A fronte del deterioramento dei prestiti, la Banca d’Italia ha intensificato il vaglio sull’adeguatezza delle rettifiche di valore effettuate dagli intermediari. Sono state condotte verifiche a distanza e in loco, chiedendo alle banche di vagliare nel continuo l’adeguatezza del tasso di copertura dei prestiti deteriorati e, quando necessario, sollecitando interventi correttivi. Questa azione continuerà, anche in collegamento con gli analoghi esercizi concordati in sede internazionale, in vista della vigilanza unica europea.

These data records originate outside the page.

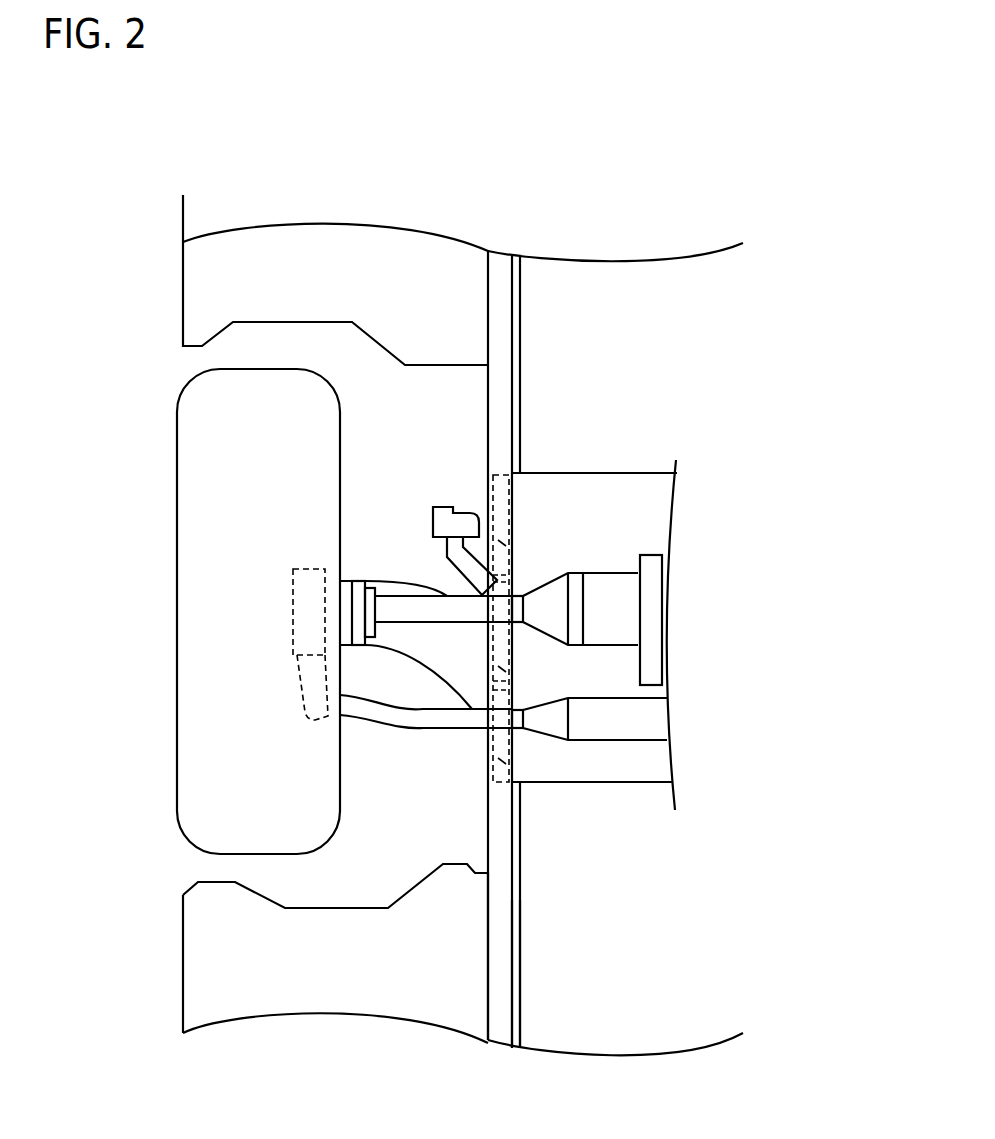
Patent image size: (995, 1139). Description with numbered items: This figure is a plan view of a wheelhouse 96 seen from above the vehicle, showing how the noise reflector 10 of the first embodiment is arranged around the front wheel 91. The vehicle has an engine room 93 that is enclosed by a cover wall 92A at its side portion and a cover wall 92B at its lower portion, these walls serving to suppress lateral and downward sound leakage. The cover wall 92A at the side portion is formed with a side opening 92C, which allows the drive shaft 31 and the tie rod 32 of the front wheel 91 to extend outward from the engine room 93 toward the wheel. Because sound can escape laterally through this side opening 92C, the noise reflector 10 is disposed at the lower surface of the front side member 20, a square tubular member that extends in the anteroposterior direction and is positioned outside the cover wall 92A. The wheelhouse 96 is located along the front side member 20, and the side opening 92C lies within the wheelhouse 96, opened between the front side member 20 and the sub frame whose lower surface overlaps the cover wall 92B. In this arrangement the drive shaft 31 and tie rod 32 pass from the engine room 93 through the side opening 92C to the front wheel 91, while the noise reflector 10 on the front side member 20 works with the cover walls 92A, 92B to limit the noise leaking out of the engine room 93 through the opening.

The noise reflector 10 is at (502, 542).
The front side member 20 is at (498, 1013).
The drive shaft 31 is at (418, 612).
The tie rod 32 is at (393, 710).
The front wheel 91 is at (175, 598).
The cover wall 92A is at (527, 305).
The cover wall 92B is at (608, 295).
The side opening 92C is at (530, 491).
The engine room 93 is at (708, 352).
The wheelhouse 96 is at (252, 352).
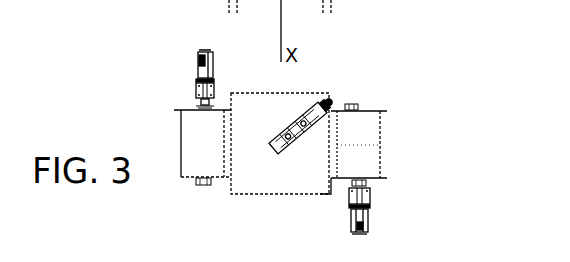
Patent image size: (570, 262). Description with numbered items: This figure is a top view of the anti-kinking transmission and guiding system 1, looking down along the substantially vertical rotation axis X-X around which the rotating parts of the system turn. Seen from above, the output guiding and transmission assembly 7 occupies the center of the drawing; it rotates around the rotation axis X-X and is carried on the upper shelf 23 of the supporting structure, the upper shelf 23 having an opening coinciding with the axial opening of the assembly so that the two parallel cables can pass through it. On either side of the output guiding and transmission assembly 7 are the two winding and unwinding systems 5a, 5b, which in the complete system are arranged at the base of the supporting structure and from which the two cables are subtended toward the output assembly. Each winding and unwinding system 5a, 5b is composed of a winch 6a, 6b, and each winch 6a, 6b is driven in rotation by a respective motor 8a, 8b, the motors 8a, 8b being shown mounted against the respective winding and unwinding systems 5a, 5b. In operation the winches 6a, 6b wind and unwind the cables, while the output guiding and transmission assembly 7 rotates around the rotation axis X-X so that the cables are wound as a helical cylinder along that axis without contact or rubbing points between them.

The anti-kinking transmission and guiding system 1 is at (410, 82).
The output guiding and transmission assembly 7 is at (341, 93).
The upper shelf 23 is at (282, 171).
The winding and unwinding system 5a is at (410, 160).
The winding and unwinding system 5b is at (163, 109).
The winch 6a is at (370, 140).
The winch 6b is at (194, 161).
The motor 8a is at (360, 200).
The motor 8b is at (200, 60).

Intensificare il vaglio sull’adeguatezza delle rettifiche di valore, ovvero sollecitare la corretta e tempestiva appostazione a voce propria di osservazioni, incagli e sofferenze (i tre gradini della scala del rischio di credito) e, di conseguenza, verificarne la copertura in termini patrimoniali, sembra l’unica preoccupazione dell’ex-prestatore di ultima istanza (il lender of last resort della teoria finanziaria anglosassone). Che privato della facoltà di battere moneta e, ad evidenza, superato nel suo ruolo di regulator da Francoforte (e grazie a Dio, dall’attivismo di Mario Draghi),  si limita a misurare la febbre, ovvero la consistenza del credito deteriorato. Senza poi avere, almeno all’apparenza, altre mosse che quelle di ispezionare, sanzionare e, rimpinguando il triste bottino della voce 130 del conto economico bancario (le rettifiche di valore, appunto), constatare il decesso. Forse Mario Draghi ha più strumenti per avere più fantasia: ma il ruolo che Via Nazionale ha deciso di giocare nella crisi assomiglia sempre più a quello del coroner, quella figura legale del diritto USA e UK che, sopraggiunta sul luogo del delitto, certifica il trapasso del de cuius. Ruolo fondamentale, ma passivo, compito doveroso e ingrato, necessario e triste, ma insufficiente (e infatti poi arrivano CSI, Law and Order, le unità speciali del Bureau etc..). Perché alla fine ciò che si dovrebbe intensificare sono le cure, non il numero di volte in cui gli infermieri passano a prendere la temperatura: alla fine, sempre più spesso, sarà stata l’ultima.